On a recent cell phone sweep inside Jessup prison, Major Anderson searches one inmate's tiny concrete cell looking for contraband. After the dog has checked it, he does a visual scan checking in the mattress, behind drawers and in loose vents. "It's a constant battle of them finding new locations to hide things and us trying to identify those," he says. "It never ends."

It's a problem facing prisons around the country. In California last year, officials confiscated more than 2,800 cell phones from inmates. At a Congressional hearing last week, Texas State Sen. John Whitmire recounted how he was threatened by an inmate who called him from a cell phone. "When I asked him how he got his phone he said, '$2,100 paid to a guard.'"

There are pay phones available in prisons where inmates can call friends and family for a fee and with little privacy. But providing a cell phone to an inmate or possessing a cell phone in prison are crimes in several states including Texas and Maryland. California is considering a similar law. But many state officials insist that the most effective way to crack down on cell phone usage in prisons and the related crime, is to use jamming technology.
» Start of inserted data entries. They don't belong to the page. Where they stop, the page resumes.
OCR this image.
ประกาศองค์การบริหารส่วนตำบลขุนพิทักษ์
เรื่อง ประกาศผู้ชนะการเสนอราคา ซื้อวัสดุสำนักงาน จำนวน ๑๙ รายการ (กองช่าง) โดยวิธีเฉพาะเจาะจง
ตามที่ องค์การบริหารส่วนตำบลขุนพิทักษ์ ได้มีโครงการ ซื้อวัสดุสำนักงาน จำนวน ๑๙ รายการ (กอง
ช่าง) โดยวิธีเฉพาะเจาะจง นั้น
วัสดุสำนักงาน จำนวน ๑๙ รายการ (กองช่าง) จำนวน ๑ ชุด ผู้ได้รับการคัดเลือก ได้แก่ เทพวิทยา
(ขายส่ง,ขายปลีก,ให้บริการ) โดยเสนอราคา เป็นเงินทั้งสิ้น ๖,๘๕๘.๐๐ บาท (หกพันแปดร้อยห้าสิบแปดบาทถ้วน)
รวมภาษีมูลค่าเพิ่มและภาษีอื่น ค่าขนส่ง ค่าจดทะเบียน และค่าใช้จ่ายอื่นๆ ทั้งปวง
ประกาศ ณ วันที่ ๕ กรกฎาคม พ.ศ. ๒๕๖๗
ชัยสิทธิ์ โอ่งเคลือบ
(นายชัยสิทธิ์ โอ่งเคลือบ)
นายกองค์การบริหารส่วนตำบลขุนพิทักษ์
Both Gary Maynard of Maryland and John Whitmire testifed to that effect before the Senate hearing on the issue last week. But the wireless industry and emergency responders say allowing cell phone signals in prisons to be jammed would put legitimate cell phone users in the area at risk, especially during an emergency. Maryland Secretary of Corrections Gary Maynard says there's movement towards a compromise.

"There is common ground where their needs can be met as well as allowing us the opportunity to utilize the technology to keep people safe."

Until then, prison guards in Maryland and around the country will keep combing cells for contraband communication devices -- hoping that each phone found on the inside, is a crime prevented on the outside.